Kenyan workers face massive lay-offs, no salary increments and a freeze on new jobs as companies struggle to survive in a bad economy, according to a new survey. Already, 7,300 workers have been sacked this year and a further 6,000 are likely to lose their jobs by December, the survey by the Federation of Kenya Employers says.
The study, intended to find out how the international economic crisis has affected Kenya, also discovered that many companies will pay out a smaller dividend to shareholders and are rescheduling their debts to stay afloat.
The majority of the 500 companies surveyed over the last five months said they had increased their marketing budgets, increased short-term borrowing, sold some of their assets, cut capital growth, and out-sourced some of their non-core services, while others have closed at least one of their outlets to save money.

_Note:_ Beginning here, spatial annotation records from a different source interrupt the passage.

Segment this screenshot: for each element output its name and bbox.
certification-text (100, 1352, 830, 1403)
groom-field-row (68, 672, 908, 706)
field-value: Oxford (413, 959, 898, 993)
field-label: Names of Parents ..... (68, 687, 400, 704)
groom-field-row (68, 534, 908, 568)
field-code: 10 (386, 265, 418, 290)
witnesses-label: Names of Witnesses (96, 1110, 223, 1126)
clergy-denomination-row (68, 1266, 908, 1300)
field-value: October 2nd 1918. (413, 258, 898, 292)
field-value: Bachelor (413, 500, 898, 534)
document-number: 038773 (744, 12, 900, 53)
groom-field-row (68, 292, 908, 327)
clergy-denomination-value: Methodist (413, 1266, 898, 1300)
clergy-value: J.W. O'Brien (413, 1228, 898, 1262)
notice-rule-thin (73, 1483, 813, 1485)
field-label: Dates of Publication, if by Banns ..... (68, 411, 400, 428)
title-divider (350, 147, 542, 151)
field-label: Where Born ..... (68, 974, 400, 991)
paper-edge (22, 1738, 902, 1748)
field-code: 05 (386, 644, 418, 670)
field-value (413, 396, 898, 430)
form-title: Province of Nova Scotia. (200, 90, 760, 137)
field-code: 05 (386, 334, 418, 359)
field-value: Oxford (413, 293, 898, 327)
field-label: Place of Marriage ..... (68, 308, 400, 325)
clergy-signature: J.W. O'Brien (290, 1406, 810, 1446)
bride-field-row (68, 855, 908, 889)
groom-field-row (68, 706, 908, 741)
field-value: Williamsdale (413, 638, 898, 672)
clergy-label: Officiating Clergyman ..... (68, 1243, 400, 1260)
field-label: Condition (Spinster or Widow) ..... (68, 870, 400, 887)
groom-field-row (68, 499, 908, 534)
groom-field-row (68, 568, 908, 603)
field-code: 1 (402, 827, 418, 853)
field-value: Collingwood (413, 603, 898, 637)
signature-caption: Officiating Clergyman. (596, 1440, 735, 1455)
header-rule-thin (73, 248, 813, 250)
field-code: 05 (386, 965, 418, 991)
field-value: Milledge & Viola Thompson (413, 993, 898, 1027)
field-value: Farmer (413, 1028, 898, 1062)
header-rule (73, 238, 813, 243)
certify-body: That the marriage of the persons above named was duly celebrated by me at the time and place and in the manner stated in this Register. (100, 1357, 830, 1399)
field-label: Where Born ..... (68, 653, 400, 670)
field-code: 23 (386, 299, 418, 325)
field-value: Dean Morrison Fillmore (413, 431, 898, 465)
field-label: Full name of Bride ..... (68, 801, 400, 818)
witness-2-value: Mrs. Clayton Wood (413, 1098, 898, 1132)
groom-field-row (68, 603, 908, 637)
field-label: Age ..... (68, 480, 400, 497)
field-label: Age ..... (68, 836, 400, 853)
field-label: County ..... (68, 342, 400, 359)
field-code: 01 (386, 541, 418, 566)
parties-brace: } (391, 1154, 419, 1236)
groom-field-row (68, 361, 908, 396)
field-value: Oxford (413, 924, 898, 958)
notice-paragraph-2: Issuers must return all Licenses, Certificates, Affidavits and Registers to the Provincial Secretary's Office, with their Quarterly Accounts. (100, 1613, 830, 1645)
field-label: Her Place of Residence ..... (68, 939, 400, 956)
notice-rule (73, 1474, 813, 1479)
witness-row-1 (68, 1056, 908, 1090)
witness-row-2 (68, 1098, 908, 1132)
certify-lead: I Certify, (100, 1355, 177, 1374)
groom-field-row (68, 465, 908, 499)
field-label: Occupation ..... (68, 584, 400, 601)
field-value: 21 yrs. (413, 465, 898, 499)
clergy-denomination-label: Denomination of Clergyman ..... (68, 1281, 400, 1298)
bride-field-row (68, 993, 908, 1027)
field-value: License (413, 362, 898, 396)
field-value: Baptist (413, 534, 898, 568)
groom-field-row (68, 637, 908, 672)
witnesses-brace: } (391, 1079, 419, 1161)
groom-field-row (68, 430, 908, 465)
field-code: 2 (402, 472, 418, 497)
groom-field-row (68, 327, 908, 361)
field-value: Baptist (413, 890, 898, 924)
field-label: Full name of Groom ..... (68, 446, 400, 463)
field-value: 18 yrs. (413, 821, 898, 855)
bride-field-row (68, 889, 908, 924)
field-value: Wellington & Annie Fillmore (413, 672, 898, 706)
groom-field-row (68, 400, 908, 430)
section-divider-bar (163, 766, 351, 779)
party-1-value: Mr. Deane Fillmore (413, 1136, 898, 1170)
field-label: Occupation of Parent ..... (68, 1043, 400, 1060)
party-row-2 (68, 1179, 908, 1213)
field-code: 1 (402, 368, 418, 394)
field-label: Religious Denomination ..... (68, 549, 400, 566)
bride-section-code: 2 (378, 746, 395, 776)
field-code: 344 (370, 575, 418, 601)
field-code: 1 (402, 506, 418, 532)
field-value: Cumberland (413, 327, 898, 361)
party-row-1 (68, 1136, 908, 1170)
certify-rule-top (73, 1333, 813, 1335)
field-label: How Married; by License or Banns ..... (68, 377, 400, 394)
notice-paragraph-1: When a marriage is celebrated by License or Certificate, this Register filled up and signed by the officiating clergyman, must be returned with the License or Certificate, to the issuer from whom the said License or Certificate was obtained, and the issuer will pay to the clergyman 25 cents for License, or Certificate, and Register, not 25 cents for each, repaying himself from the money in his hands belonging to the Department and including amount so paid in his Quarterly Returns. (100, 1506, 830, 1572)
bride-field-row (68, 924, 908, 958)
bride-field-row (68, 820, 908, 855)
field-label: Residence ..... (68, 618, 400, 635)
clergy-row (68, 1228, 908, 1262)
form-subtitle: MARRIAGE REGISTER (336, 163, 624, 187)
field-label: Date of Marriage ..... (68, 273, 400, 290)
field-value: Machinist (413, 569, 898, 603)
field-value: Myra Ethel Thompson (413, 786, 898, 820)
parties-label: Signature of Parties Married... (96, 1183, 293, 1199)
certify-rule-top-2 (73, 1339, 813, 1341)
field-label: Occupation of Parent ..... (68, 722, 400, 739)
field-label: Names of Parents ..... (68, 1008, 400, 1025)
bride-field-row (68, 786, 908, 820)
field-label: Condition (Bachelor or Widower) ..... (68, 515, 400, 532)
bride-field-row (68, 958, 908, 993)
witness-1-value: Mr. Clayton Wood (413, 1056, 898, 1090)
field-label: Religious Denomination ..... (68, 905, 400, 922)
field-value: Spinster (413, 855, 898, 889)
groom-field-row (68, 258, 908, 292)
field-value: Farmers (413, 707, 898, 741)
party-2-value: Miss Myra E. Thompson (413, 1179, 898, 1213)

The federation is now asking the government to reduce the cost of electricity and fuel to help the struggling firms. FKE’s executive director Jacqueline Mugo asked the government to come to the aid of firms with incentives to rescue the economy from collapse in the face of one of the worst economic crises to hit the world in 15 years.
“The ripple effects of the economic downturn are quickly affecting Kenya, and companies have been compelled to employ coping measures,” she said at a press conference at Waajiri House in Nairobi. However, Cotu, the trade unions umbrella organisation, hit back at employers, arguing that the recession should not be used as an excuse to sack workers.
Mr Francis Atwoli, the secretary-general of the Central Organisation of Trade Unions, said: “The net impact of the recession will not be as big as employers are trying to portray.” Ms Mugo had said that even though the survey sampled 500 companies in all sectors of the economy, the outcome showed that employers had resorted to survival tactics.
The worst lay-offs were in manufacturing, transport and communication, hotels and tourism. The federation established that since the start of the year, 7,300 jobs had been lost in the 500 companies surveyed. Employees who survive the job cuts will have to contend with lower salary increments at the end of the year while others will get none.
According to the survey, staff in the transport and communication sector will get the highest salary increments of 6.6 per cent this year, while manufacturing and agriculture will offer a slight increment of 6.5 per cent. Half of the companies interviewed said they would freeze hiring of new staff and seek new ways of doing business.
“Nearly 70 per cent of companies have been forced to change their marketing ways to enable them cut costs,” the report said. FKE also told the government to review taxes in the Budget for the 2009/2010 financial year. “The government should implement ways of tax reduction to increase business cash flow and provide incentives to the private sector to diversify products and markets.”
The government, too, has frozen employment until July 1 when the new financial year starts. The employers’ umbrella group called on the government to cut its expenses and pay attention to the private sector, which contributes more than 90 per cent of the country’s revenue.
Ms Mugo reiterated key proposals that African employers endorsed last week in Nairobi where they pledged to “employ prudent management of resources, review business models and introduce new work practices to increase productivity and remain competitive.”
In the survey, the clearest indicator of how the financial crisis is being felt in Kenya is the reduction in earnings from tourism, which have come down by 30 per cent from Sh49.3 billion to Sh34.5 billion in the past year. The shilling has also lost value against world currencies, while the demand for tea, coffee and flowers in the international market is said to have declined.
This report echoes the National Economic Survey, released last week, which showed a significant slump in the economy from a growth rate of 7.1 per cent in 2007 to 1.7 per cent last year. There are also reduced remittances from Kenyans abroad and donors have been unable to meet their pledges.
“As employers’ representatives, we therefore call upon the government to reduce local and external borrowing,” Ms Mugo proposed. The country now ranks at position eight in Africa’s states with the highest rate of unemployment. All key sectors of the economy were adversely affected by high costs of fuel and poor road network and high costs of transport.
The financial sector was dogged by corruption in government and a lack of trust by investors. More than 50 per cent of the companies that took part in the survey said their sales and turnover growth went well below their expectations. “However, there were no cases of collapsed companies reported yet,” the survey noted.
The current global financial crisis started in the US mortgage market late last year. Increased number of defaulters in big mortgage companies led to the collapse of giant American companies and financial institutions such as Lehman Brothers and Morgan Stanley. The effects of this crisis are now being felt the world over.
“In sub-Saharan Africa, we may take longer to recover from the crisis,” Ms Mugo said. Only last week, Vice-President Kalonzo Musyoka asked employers to spare workers the painful loss of jobs, noting that “deliberate efforts should be made to explore other alternatives that can realise reduction in operational costs.”
“By looking for alternative ways of continuing employment, you will preserve skills, expertise and experience — which have taken effort, time and money to develop,” Mr Musyoka told employers who were attending the African Employers Forum on The Financial Crisis, Economic Recovery and Employment in Africa.